Posted on Feb 22, 2015 | 0 comments

Question submitted to Ask the Rabbi” by:

Name: J. Levi

Full Question:

“If good and evil exist because of free will, I would like to know this:

Adam and Chavah hadn’t yet eaten from the tree of knowledge of good and evil, yet they chose to eat from it. The Rambam explains they had knowledge of truth and false, other scriptures seem to suggest Adam was created tov me’od. It seems in other scriptures Adam was created more holy and perfect before the fall. But if so.. how could Adam and Chavah have made the wrong choice in the first place? They were good creations, had an intellectual mind (so that adam could name the living beings), knew truth and false but still made a wrong choice. What was the source – what inside their human being drove them to this deed?”

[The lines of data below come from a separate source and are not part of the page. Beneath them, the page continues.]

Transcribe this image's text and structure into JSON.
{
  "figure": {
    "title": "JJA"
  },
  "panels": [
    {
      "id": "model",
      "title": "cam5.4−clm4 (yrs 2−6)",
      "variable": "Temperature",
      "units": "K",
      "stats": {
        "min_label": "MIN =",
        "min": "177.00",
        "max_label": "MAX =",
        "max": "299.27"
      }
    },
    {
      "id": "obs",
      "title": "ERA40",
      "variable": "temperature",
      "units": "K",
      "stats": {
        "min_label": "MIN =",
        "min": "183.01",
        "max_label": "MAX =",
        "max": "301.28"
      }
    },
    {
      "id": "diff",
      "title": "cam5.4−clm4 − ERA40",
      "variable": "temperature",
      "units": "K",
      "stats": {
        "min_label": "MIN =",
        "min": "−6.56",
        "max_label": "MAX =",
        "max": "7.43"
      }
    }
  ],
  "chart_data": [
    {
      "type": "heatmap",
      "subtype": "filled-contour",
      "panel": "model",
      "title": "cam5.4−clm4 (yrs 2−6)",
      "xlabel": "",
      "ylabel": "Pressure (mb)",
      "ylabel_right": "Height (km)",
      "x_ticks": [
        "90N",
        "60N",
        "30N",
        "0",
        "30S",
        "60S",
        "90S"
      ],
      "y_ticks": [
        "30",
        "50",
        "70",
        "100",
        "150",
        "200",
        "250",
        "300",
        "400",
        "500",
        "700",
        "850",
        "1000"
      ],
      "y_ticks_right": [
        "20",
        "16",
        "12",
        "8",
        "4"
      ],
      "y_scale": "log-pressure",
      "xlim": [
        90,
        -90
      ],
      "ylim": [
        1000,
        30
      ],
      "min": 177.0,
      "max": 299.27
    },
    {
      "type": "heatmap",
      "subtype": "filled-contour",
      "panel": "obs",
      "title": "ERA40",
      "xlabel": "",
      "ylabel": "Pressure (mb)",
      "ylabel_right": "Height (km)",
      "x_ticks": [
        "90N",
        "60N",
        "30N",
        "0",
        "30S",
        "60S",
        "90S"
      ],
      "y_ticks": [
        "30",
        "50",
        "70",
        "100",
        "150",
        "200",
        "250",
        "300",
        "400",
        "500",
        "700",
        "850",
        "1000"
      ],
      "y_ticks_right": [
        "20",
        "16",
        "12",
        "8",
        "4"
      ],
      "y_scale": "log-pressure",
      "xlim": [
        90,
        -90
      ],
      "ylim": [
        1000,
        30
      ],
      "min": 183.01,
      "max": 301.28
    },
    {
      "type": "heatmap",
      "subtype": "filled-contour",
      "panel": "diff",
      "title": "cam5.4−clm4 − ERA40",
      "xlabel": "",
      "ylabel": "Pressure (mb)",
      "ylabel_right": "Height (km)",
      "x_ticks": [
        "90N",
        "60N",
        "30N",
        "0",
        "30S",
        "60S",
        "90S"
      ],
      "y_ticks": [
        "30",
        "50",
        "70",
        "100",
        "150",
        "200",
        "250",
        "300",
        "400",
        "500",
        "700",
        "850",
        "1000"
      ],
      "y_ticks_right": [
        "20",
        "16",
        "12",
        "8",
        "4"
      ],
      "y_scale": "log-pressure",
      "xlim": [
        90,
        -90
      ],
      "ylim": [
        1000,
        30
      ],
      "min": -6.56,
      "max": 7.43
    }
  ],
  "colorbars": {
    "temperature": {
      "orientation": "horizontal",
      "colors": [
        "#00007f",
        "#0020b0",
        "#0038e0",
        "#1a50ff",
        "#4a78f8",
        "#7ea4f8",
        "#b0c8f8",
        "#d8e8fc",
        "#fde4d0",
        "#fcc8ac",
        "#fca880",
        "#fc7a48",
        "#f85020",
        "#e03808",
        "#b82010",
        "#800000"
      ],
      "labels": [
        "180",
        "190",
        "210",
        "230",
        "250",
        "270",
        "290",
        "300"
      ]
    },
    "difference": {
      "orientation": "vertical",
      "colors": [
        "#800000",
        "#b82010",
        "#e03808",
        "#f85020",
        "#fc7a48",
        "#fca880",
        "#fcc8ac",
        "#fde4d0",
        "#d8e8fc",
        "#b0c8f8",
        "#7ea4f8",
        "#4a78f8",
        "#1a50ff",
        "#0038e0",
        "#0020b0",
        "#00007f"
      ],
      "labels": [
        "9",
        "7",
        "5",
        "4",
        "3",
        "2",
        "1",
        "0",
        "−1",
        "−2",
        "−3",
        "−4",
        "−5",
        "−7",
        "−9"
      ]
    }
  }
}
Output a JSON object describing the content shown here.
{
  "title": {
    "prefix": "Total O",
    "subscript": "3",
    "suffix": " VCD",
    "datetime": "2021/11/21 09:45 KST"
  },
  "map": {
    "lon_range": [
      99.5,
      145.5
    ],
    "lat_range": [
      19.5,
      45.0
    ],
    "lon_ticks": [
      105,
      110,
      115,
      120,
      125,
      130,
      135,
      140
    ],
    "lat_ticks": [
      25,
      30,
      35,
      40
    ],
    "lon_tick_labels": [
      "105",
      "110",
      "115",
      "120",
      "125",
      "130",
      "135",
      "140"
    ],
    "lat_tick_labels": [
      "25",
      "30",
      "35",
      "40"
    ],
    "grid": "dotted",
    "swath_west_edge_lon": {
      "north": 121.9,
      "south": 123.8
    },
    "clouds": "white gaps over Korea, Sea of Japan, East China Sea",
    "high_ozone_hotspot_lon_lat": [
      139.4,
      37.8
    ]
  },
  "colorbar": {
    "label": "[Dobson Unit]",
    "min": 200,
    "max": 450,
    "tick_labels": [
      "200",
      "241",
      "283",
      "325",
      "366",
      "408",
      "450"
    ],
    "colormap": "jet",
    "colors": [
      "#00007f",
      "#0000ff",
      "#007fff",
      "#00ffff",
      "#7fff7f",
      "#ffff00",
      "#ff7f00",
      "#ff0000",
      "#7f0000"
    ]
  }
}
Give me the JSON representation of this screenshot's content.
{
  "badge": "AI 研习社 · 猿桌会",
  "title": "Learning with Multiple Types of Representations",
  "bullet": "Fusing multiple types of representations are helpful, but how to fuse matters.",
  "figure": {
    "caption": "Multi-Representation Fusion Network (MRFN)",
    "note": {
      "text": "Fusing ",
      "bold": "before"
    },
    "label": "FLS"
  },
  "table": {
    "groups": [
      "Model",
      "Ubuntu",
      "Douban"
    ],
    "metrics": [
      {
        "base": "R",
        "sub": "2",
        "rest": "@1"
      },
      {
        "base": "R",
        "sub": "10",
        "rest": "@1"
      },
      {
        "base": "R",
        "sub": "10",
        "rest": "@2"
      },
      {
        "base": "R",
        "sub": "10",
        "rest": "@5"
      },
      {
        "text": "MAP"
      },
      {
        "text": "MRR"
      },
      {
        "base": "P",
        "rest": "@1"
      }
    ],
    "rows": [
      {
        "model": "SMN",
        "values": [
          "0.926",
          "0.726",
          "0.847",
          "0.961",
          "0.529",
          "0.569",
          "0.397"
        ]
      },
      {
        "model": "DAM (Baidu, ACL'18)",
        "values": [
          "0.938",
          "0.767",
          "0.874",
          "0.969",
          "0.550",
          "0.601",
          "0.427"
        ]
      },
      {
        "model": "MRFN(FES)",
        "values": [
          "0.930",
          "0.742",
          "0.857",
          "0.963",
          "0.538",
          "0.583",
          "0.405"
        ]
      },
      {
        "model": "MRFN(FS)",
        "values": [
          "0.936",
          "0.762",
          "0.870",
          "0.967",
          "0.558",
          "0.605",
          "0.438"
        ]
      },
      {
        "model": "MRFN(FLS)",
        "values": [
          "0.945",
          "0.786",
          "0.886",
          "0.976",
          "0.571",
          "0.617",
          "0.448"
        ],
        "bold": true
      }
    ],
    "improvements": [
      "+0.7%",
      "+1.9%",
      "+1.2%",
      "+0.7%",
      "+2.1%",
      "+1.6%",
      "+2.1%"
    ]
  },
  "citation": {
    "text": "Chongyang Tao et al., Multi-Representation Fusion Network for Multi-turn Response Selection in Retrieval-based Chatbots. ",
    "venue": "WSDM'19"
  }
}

Rabbi Tully Bryks responds:

Many commentators have grappled with the question of Adam and Eve sinning. After all, unlike you and me, they had just heard G-d speak and He specifically commanded them not to eat from the tree of knowledge. To make matters worse, they ate from the tree just one hour after they had received the prohibition. Furthermore, this was only a temporary law, designed to last a mere 24 hours! If we were in their shoes, wouldn’t we have lasted longer?

As you pointed out, G-d attests to the fact that they were VERY good people. And in many respects, moral dilemmas were even easier for them. Prior to their sin, the Yetzer Hora (evil inclination) was an external force, as represented by the snake. As an external force, you are correct that they clearly knew exactly what was right and what was wrong. We, on the other hand, have a Yetzer Hora within us, so it is easier for us to be manipulated and blur the lines of right and wrong. Eating from the tree of knowledge, which they would have been instructed to do the very next day, creates the transformation of internalizing the Yetzer Hora, thereby making free will a much more challenging endeavor.

Garden of EdenSo why would they have done it? One of the answers is that they actually did it because of their desire to get closer to G-d. There is a general principle that the harder a Miztvah (commandment) is to observe, the closer we connect with G-d by observing it, as we have to invest more of ourselves in the relationship. As such, the one downside with all of the clarity in the Garden of Eden was that it wasn’t as challenging to be good. Adam and Eve had such a strong desire to connect to G-d, that they wanted to make His commandments more challenging for themselves. By eating from the tree of knowledge and incorporating the Yetzer Hora into themselves, they hoped to become even closer with their creator by overcoming the added challenges in their new state of reality.

However, despite the best of intentions, they were not yet ready for these added challenges, as evidenced by their post-sin behavior of blaming others for their mistake. G-d had understood that they were not yet ready, which is why He had commanded them to refrain to begin with.

Perhaps one of the many lessons for us is to recognize that even when we think that we know better and even if we have the best of intentions, G-d is one who unequivocally knows exactly what is best for us. As the saying goes, “The road to hell is paved with good intentions.”